Vá lá que o governo exigisse a parte deduzida no imposto do carro. Mas a multa é exorbitância. Exceto os casos previstos em lei, ninguém poderia ser multado, a não ser por ato de arbitrariedade, se um problema imprevisto o obrigar à venda de patrimônio. Problema de saúde na família, de formação acadêmica dos filhos, débitos pela compra de um imóvel, dificuldades de uma pequena firma para honrar suas dívidas, perda do emprego –tudo isso daria motivação justa e honrosa à venda de um carro comprado com o sonho de mantê-lo. Agora, porém, é motivo de multa pesada.

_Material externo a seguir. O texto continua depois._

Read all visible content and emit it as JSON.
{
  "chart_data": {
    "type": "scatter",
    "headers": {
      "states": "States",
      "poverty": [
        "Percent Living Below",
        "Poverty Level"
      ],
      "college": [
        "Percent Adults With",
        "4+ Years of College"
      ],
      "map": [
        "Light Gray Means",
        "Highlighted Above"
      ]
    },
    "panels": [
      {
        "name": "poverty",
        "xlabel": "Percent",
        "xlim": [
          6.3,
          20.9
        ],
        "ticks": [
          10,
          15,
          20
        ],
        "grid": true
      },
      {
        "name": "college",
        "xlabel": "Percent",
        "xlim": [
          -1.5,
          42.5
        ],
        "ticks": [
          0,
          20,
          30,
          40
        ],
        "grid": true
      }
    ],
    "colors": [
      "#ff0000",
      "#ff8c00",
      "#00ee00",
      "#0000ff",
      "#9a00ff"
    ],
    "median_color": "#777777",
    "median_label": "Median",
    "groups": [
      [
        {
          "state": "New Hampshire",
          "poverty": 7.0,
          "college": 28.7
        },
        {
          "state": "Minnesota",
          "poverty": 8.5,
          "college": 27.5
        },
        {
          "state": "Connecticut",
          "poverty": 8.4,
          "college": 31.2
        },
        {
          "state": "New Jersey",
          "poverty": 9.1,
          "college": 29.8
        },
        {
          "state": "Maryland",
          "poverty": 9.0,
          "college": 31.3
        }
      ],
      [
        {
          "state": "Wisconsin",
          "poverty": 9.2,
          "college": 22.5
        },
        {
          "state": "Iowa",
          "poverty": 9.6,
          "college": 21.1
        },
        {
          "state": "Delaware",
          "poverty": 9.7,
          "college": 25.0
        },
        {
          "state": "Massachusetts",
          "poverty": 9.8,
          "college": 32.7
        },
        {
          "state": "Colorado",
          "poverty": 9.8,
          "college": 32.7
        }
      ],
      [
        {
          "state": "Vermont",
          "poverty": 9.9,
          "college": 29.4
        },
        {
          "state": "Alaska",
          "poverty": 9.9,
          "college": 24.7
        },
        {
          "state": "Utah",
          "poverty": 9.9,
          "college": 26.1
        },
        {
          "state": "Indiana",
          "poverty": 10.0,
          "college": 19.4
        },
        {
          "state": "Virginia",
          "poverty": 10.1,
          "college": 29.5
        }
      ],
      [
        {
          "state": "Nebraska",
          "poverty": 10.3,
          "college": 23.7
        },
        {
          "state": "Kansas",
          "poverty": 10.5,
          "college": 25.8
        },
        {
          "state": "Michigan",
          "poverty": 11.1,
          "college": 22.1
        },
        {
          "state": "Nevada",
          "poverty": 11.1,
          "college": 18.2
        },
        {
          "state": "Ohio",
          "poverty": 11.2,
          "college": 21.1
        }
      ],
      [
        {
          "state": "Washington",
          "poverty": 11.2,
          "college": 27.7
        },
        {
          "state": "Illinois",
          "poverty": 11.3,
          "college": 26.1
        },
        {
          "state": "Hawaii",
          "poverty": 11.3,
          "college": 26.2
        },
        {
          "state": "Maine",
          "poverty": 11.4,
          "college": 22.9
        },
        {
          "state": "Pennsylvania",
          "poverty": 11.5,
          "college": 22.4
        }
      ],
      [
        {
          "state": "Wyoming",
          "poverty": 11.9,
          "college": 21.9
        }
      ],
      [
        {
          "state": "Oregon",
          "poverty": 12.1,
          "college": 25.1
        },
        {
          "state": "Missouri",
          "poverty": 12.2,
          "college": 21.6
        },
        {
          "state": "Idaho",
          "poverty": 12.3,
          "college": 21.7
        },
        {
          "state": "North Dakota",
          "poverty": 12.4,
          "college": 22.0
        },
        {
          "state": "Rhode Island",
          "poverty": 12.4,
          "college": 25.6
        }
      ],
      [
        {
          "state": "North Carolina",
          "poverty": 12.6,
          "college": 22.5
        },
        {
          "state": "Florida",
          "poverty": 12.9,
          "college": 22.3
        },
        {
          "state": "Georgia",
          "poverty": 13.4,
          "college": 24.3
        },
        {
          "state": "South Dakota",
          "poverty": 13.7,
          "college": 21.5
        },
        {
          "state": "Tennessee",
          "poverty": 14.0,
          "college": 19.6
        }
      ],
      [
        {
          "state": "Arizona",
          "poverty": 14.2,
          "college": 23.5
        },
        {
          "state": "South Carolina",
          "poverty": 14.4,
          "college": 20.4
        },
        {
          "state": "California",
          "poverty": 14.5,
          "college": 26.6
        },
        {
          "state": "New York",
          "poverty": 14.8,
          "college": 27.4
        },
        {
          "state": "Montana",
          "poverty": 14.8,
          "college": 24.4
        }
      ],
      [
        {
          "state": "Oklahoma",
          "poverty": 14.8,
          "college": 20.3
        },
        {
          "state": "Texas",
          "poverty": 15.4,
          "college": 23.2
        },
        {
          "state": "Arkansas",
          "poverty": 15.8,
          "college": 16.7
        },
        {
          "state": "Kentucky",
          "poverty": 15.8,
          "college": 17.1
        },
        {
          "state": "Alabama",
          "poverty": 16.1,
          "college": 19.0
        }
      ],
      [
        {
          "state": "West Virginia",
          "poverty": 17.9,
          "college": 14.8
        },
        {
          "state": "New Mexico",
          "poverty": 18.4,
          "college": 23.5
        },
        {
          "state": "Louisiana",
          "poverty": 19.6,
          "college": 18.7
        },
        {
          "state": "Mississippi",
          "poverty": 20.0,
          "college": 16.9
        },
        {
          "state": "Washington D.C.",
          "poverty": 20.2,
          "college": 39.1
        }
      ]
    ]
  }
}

Bem, se não investisse com arbitrariedade contra o consumidor, o governo teria que agir contra os empresários do ágio. E aí descumpriria as regras do seu neoliberalismo.
Os solidários
A crise institucional que o Senado procura criar, na tentativa de salvar a anulada reeleição do senador Humberto Lucena, é a reação dos culpados impunes. Os numerosos senadores que incitam o confronto do Congresso com o Judiciário estão na situação de devedores de Lucena, conhecido criador de privilégios e favores para os colegas e suas famílias, ou de praticantes do mesmo crime eleitoral que o condenou, porém não punidos pela Justiça.
O argumento dos senadores indignados, segundo o qual a punição de Lucena significa interferência do Poder Judiciário no Poder Legislativo, vai além da improcedência factual: entra pela desonestidade.
O réu condenado, sucessivamente, pela Justiça Eleitoral e pelo STF foi o candidato que, embora eleito em 3 de outubro, cometeu ato impeditivo do exercício do mandato pretendido. O atual mandato de Lucena, do qual ele se aproveitou para imprimir na gráfica do Senado calendários com propaganda do seu nome, não foi atingido pela decisão judicial. Sequer foi objeto de julgamento. Lucena continua senador até o fim do atual mandato e até presidente do Senado. Estes são os fatos.
Mas os senadores excitados não se limitam à deliberada confusão entre o senador Lucena e o candidato Lucena. Escamoteiam que o candidato foi julgado segundo a Lei Eleitoral que estes mesmos senadores aprovaram em 93. Lei destinada à aplicação pelo Judiciário, sem que isso represente interferência de um poder no outro. O candidato eleito Humberto Lucena foi julgado, portanto, segundo as infrações e penas deliberadas pela Câmara e pelo Senado.
A improcedência da reação de senadores não equivale, no entanto, a considerar correto o comportamento da Justiça Eleitoral. Roseana Sarney, Alexandre Costa, Edson Lobão, Ney Maranhão e outros beneficiaram-se, comprovadamente, da mesma infração que condenou Lucena. Continuam todos portadores dos futuros mandatos obtidos nas últimas eleições. A anulação da eleição de Lucena não torna mais apropriada a palavra justiça no nome da Justiça Eleitoral.